Carrozza: su studenti stranieri non c’è emergenza

  La Stampa 19.9.2013

Sono 736.654 i ragazzi con cittadinanza non italiana che siedono tra i banchi di scuola nel Bel Paese. Sono quasi il 10% dell’intera popolazione scolastica.

Il picco di presenze, 271.857, rileva il servizio statistico del ministero dell’Istruzione, si registra alla primaria. Seguono la secondaria di secondo grado (180.515 alunni con cittadinanza non italiana) e quella di primo grado (169.963) mentre nella scuola dell’infanzia sono 114.319.

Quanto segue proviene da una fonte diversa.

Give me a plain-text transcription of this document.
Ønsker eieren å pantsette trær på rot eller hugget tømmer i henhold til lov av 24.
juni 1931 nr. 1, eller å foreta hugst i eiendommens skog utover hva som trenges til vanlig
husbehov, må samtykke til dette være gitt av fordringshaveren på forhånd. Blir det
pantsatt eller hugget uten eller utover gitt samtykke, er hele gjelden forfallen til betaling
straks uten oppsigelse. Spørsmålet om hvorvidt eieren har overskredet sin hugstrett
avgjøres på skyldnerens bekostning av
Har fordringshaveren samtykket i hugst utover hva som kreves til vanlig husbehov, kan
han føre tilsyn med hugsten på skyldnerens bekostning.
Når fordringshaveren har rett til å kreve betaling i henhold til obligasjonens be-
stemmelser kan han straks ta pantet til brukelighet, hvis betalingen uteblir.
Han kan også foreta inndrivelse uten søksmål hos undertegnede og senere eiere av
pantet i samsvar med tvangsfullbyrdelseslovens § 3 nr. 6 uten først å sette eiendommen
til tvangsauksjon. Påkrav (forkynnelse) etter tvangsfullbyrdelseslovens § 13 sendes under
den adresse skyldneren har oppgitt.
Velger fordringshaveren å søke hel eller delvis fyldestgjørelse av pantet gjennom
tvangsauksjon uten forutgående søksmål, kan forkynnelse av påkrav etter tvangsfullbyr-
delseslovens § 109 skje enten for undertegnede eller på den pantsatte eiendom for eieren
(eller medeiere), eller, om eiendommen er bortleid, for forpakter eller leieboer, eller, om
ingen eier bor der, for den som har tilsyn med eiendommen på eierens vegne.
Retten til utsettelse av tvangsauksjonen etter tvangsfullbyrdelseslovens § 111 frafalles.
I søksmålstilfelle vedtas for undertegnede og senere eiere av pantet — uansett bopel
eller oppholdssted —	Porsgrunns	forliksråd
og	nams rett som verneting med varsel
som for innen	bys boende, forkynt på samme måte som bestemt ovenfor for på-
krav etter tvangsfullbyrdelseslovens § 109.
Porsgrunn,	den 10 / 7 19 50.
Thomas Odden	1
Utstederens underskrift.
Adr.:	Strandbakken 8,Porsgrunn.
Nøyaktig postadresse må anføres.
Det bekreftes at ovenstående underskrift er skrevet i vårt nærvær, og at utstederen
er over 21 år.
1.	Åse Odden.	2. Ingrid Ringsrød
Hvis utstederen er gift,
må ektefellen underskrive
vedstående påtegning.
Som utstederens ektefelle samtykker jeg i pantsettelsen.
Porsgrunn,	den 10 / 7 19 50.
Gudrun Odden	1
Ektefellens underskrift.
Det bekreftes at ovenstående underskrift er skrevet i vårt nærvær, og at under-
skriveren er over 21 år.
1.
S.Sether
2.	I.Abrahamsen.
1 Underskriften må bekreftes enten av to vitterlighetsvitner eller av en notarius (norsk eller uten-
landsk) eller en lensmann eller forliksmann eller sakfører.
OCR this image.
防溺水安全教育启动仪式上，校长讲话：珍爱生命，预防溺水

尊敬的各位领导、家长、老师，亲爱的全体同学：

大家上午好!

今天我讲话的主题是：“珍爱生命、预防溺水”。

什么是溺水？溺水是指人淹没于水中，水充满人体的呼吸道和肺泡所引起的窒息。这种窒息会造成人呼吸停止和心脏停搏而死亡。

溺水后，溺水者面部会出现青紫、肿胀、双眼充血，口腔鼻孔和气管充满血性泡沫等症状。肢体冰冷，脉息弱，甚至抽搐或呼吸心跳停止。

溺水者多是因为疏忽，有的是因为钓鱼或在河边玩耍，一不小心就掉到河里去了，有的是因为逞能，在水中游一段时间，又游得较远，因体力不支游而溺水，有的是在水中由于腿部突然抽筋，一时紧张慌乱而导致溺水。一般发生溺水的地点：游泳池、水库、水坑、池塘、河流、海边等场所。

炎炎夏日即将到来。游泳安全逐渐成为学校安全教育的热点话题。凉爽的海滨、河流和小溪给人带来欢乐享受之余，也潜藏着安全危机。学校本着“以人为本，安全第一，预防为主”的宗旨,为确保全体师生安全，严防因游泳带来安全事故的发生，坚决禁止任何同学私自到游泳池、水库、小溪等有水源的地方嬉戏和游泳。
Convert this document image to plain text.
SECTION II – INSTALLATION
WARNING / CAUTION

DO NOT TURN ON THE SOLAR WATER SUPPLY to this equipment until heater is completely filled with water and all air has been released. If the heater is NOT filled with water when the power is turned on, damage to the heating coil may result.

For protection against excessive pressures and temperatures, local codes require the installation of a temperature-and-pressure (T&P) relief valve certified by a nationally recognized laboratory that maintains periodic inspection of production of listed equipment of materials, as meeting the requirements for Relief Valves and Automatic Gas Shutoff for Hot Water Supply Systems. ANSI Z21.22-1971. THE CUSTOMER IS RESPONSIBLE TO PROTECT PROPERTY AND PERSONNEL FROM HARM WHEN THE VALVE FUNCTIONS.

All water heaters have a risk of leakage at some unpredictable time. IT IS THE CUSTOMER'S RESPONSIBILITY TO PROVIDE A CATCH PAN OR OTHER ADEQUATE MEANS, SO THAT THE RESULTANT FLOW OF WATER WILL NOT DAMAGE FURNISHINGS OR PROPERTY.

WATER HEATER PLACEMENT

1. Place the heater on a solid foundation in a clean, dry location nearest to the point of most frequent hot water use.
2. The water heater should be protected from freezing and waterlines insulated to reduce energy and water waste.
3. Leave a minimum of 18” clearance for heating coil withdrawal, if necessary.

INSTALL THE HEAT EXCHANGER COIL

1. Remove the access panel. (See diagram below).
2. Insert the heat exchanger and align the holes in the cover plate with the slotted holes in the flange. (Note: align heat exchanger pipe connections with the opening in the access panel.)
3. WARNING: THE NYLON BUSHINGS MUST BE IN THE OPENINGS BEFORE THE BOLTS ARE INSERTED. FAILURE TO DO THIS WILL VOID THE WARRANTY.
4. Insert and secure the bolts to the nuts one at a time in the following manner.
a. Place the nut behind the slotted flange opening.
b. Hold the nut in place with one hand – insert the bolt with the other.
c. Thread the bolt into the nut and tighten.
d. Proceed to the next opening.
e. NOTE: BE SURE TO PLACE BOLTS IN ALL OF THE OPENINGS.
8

Il 44,2% di questi studenti è nato in Italia. La regione in cui risiedono il maggior numero di studenti con cittadinanza non italiana è la Lombardia con 178.475 alunni, seguita dall Emilia Romagna con 86.697, dal Veneto con 83.430, dal Lazio con 71.254 e dal Piemonte con 70.209. La regione con meno alunni stranieri è il Molise con 1.612 studenti.

Il ministro dell’Istruzione, dell’Università e della Ricerca, Maria Chiara Carrozza, in un’intervista ha così commetanto la sistuazione. «La scuola italiana sta facendo tantissimo per l’immigrazione, per l’accoglienza, per l’integrazione» ha aggiunto. Secondo il ministro, nelle classi costituite per la maggior parte da bambini stranieri, «bisogna intervenire ma caso per caso, non sarà il ministero a farlo con provvedimenti generali».

Carrozza ha inoltre invitato fare una «distinzione tra i ragazzi che arrivano in Italia già grandi e magari non conoscono bene la lingua e i figli di immigrati che nascono in Italia o che sono arrivati piccolissimi».

Il ministro ha anche annunciato che non intende cancellare «per il momento» la circolare dell’ex ministro Gelmini che stabiliva un tetto del 30 per cento di bambini stranieri in classe. «È un’indicazione generale - spiega la Carrozza - che nei casi particolari, e già succede, può non essere rispettata date le oggettive condizioni socio-territoriali. Inoltre occorre fare una distinzione tra i ragazzi che arrivano in Italia già grandi e magari non conoscono ancora bene la lingua, e possono aver bisogno di un supporto maggiore per l’integrazione culturale oltreché linguistica. Non possiamo considerare allo stesso modo degli altri i figli di immigrati che nascono in Italia o che sono arrivati piccolissimi da noi e conoscono la lingua quando cominciano le primarie».